Sunday, August 4, 2019

Knock! Knock!

J said it was a difficult CHALLENGE, because it implied that you had to be doing something creative before you could start the challenge, and that was not something that came to order.

Once a day, if you become aware that  you are doing something creative, observe whether you are calm and in the flow, or else making an effort and stressed or impatient. Stop what you are doing, and go outside and breathe in deeply.

The one time T had managed to be in a creative space and remember the challenge, there was a knock on the door just as she was about to finish. This was very unusual in that environment, which was usually a deserted place. This dissipated the remembering of going out into the fresh air, which was the physical part of the challenge.


RM said that one of his misfortunes in life was to be extremely impatient about things. If he was being really patient, there was no stress involved, and creation occurred. But his natural impatience would sometimes cause stress. If he meditated, the stress seemed to disappear, and the creation just happened.

On one occasion, L had not been in the flow when he became aware that he was doing something creative, but felt he had to continue, and just carried on, but the next day, he became aware that he was in the flow, and stopped and went outside and breathed the air. Another day the same thing happened, but he forgot to do the breathing in. The air was not good - it was a polluted day, and he experienced the air. These challenges had a number of steps, and he frequently forgot some of them even if he remembered to do the challenge. On another occasion he did it properly - he was in the flow but he stopped, and went outside and breathed in. There was another time that he was busy working and realised he was in the flow, and he just carried on, because it was counter-productive to stop. If you wanted to get something done, sometimes you had to get on with it, and press forward and use will power. He thought that was what the Gurdjieff Work was partly about, building up that centre which could apply will power, and to  apply that until the job was done.

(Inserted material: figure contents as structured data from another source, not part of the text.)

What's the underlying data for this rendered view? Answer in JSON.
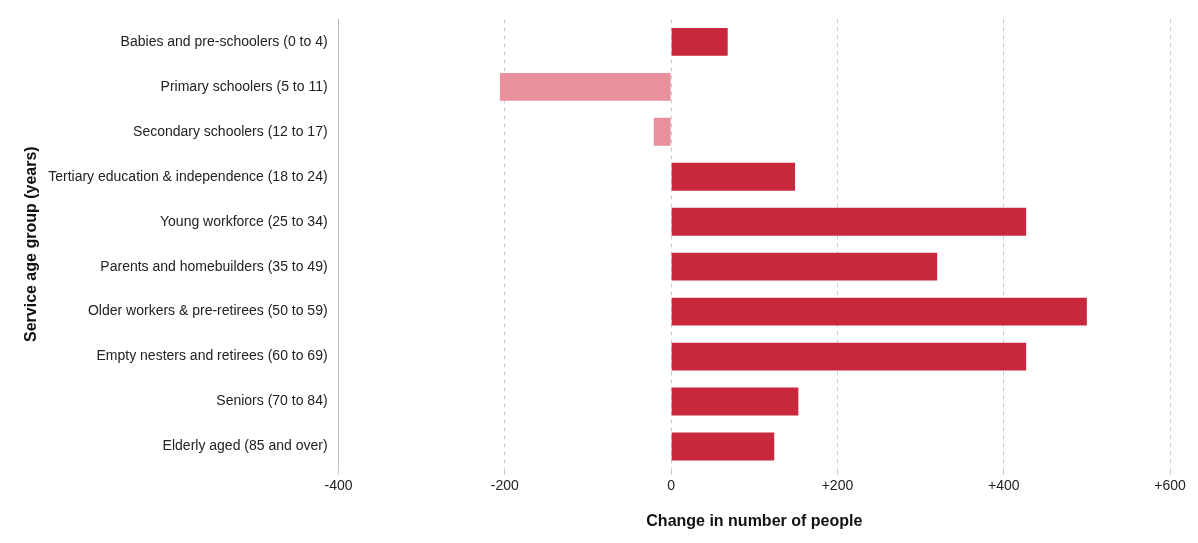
{
  "chart_data": {
    "type": "bar",
    "orientation": "horizontal",
    "categories": [
      "Babies and pre-schoolers (0 to 4)",
      "Primary schoolers (5 to 11)",
      "Secondary schoolers (12 to 17)",
      "Tertiary education & independence (18 to 24)",
      "Young workforce (25 to 34)",
      "Parents and homebuilders (35 to 49)",
      "Older workers & pre-retirees (50 to 59)",
      "Empty nesters and retirees (60 to 69)",
      "Seniors (70 to 84)",
      "Elderly aged (85 and over)"
    ],
    "values": [
      68,
      -206,
      -21,
      149,
      427,
      320,
      500,
      427,
      153,
      124
    ],
    "colors": [
      "#c8283c",
      "#e8909c",
      "#e8909c",
      "#c8283c",
      "#c8283c",
      "#c8283c",
      "#c8283c",
      "#c8283c",
      "#c8283c",
      "#c8283c"
    ],
    "xlim": [
      -400,
      600
    ],
    "xticks": [
      {
        "value": -400,
        "label": "-400"
      },
      {
        "value": -200,
        "label": "-200"
      },
      0,
      {
        "value": 200,
        "label": "+200"
      },
      {
        "value": 400,
        "label": "+400"
      },
      {
        "value": 600,
        "label": "+600"
      }
    ],
    "xlabel": "Change in number of people",
    "ylabel": "Service age group (years)",
    "grid": "x",
    "legend": false
  }
}
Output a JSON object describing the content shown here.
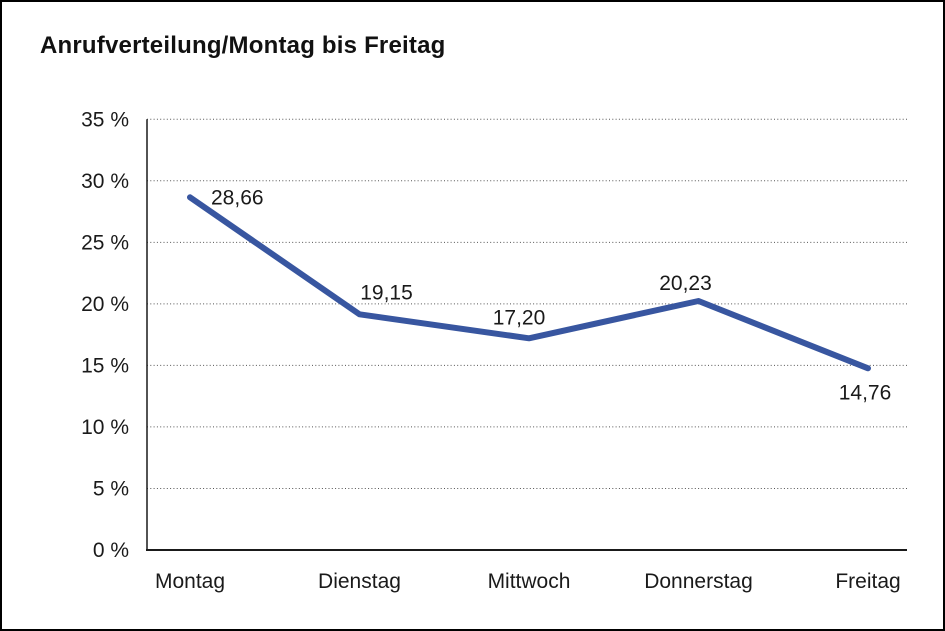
{
  "header": {
    "title": "Anrufverteilung/Montag bis Freitag"
  },
  "chart_data": {
    "type": "line",
    "title": "Anrufverteilung/Montag bis Freitag",
    "categories": [
      "Montag",
      "Dienstag",
      "Mittwoch",
      "Donnerstag",
      "Freitag"
    ],
    "series": [
      {
        "name": "Anrufverteilung",
        "values": [
          28.66,
          19.15,
          17.2,
          20.23,
          14.76
        ],
        "color": "#3856A0"
      }
    ],
    "point_labels": [
      "28,66",
      "19,15",
      "17,20",
      "20,23",
      "14,76"
    ],
    "xlabel": "",
    "ylabel": "",
    "ylim": [
      0,
      35
    ],
    "y_tick_step": 5,
    "y_tick_labels": [
      "0 %",
      "5 %",
      "10 %",
      "15 %",
      "20 %",
      "25 %",
      "30 %",
      "35 %"
    ],
    "grid": "horizontal-dotted",
    "legend_position": "none",
    "colors": {
      "line": "#3856A0",
      "grid": "#555555",
      "axis": "#1a1a1a",
      "text": "#1a1a1a",
      "background": "#ffffff",
      "frame_border": "#000000"
    }
  }
}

Responding to T, J said that this idea that her creative inspiration could have been shattered and sent to the four winds, rather like the gentleman from Porlock who ruined Coleridge's inspiration, assumed that she had a fix on the source of the creative impulse, whereas the creative impulse which comes in a moment of stress might be the more authentic. That brought him back to his point, which was that it was important to get the result down first, and that took priority. T said that the tension, resistance and stress for her, was not getting down to being available to have the time for being creative. D said that T should not have answered the door. That was the problem. According to Gurdjieff's teachings, you have to break through. That was the point. Will power. To have that extra energy to create the will not to be distracted. To have that inner strength, inner will. Do-re-mi-fa-so-la-ti-do! Enlightenment! T said it was also important to be able to take an enforced break. Maybe it doesn't feel natural, but otherwise the activity is driving you rather than the will driving it.

The reading continued from Chapter 28 of Beelzebub's Tales. This led to much discussion on whether or not there was free will, and the purpose of existence, but none related to the paragraphs read.